Marsdya TNI Kisenda Wiranatakusumah, MA juga mengapresiasi atas terbitnya buku saudara Ngasiman Djoyonegoro, termasuk sepakat dengan rekomendasi dalam buku tersebut.
“Saya sangat sepakat dengan rekomendasi di buku karya Mas Simon ini. Yaitu soal perlunya dikembangkan biodefense yang lebih kekinian dan inovatif. Ini penting untuk mengantisipasi segala kemungkinan ancaman-ancaman di masa mendatang yang lebih rumit, modern dan tak terdeteksi,” tambahnya.
Sementara itu, LetJen TNI (Purn) Ediwan Prabowo (Ketua NSI) mengatakan geopolitik sudah bergeser. Negara hebat adalah negara yang mampu mengatasi Covid-19. “Covid-19 membuat geopolitik berubah. Sekarang kita bisa lihat mana yang negara hebat itu,” katanya.
Juru Bicara BIN, Dr Wawan H Purwanto, mengapresiasi karya Ngasiman Djoyonegoro. “Sebagai karya intelektual, karya mas Simon patut disambut baik,” katanya.
Wawan juga menjelaskan bahwa pemerintah dan BIN saat ini terus melakukan upaya-upaya strategis dan preventif guna memutus mata rantai penularan Covid-19 sekaligus menstimulus pertumbuhan ekonomi.
"Tentu pemerintah (red-BIN) terus melakukan langkah strategis preventif. Kita butuh sinergi semua pihak. Dan kesadaran bersama mematuhi protokol kesehatan di tengah new normal," tambahnya.
Pakar kebijakan publik Riant Nugroho, mengatakan pandemi Covid-19 level tiga namun penangananya masih level satu. “Pandemi Covid-19 level 3 tapi penangananya masih level 1,” ujarnya.
Ketua Forum Satu Bangsa, Hery Haryanto Azumy, mengatakan bahwa ancaman terhadap manusia sesungguhnya datang dari manusia itu sendiri. Karenanya, perlu membentuk masyarakat resiko di seluruh dunia.
“Kita perlu membentuk global crisis society.
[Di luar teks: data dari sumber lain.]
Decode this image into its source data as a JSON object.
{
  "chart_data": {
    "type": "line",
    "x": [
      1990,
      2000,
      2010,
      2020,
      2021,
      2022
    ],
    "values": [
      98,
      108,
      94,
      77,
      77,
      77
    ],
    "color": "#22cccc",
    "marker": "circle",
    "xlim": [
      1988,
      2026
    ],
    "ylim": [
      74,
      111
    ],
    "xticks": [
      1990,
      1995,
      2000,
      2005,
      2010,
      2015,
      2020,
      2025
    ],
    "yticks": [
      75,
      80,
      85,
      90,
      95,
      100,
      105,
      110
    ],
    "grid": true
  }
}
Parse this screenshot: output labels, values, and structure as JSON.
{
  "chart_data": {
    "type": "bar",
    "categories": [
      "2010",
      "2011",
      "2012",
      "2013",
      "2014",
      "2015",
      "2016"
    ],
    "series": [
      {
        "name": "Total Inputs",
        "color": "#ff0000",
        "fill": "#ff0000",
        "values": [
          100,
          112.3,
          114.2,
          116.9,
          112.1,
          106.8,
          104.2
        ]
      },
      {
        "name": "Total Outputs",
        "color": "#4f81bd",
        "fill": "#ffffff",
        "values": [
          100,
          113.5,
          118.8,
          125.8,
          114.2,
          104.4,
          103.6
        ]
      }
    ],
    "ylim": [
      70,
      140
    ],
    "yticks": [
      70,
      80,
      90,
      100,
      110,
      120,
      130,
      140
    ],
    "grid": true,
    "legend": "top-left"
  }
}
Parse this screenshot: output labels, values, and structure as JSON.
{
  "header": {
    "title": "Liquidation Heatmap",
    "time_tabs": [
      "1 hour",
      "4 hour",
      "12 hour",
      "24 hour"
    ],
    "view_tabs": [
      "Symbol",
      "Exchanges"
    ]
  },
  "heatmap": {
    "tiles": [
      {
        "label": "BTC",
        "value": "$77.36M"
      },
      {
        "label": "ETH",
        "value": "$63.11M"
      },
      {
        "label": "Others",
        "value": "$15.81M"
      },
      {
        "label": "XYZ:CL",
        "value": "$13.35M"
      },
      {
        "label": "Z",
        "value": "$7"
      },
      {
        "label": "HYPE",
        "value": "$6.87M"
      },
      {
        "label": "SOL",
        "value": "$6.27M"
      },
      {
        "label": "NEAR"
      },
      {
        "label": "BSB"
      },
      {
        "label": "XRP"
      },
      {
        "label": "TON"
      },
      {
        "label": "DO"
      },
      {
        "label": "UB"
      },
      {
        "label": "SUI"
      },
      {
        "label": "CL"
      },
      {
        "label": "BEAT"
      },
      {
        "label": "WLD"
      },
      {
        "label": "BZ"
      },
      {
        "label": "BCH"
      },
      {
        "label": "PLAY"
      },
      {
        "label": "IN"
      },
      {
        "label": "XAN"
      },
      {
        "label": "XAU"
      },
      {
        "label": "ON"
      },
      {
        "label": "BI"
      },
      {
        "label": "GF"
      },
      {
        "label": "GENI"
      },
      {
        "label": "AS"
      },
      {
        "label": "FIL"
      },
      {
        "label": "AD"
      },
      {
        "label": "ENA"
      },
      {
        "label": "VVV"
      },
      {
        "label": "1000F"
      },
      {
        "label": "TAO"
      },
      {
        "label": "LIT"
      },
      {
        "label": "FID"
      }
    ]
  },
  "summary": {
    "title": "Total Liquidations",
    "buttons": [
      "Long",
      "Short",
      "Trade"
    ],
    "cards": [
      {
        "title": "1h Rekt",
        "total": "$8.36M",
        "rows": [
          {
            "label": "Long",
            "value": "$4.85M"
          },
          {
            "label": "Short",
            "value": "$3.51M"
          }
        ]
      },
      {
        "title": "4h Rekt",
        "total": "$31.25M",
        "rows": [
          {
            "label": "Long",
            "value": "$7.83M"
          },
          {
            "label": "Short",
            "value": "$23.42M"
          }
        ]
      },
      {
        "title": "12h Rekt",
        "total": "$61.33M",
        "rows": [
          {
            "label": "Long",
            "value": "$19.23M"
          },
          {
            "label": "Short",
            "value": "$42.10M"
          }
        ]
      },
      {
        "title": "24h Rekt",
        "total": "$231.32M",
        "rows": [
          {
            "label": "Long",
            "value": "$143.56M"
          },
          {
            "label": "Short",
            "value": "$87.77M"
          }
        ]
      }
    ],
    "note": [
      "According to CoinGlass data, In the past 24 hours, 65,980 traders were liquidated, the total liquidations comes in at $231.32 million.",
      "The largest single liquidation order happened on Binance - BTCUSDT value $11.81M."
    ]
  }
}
Dan tentu persepktif intelijen kesehatan yang lebih futuristik memang sangat diperlukan. Selamat atas karya mas Simon,” katanya.
Dr Wendy Wisnuwati Setiawati dari Lembaga Kajian NawaCita menyerukan kepada masyarakat Indonesia untuk bisa gunakan sumber daya alam natural sebagai pilihan pertama untuk prefentif Covid-19. “Indonesia adalah negara yang sangat luas dan kepulauan. Kaya sumber daya alam naural. Kita perlu memenfaatkan kekayaan kita ini,” ujarnya.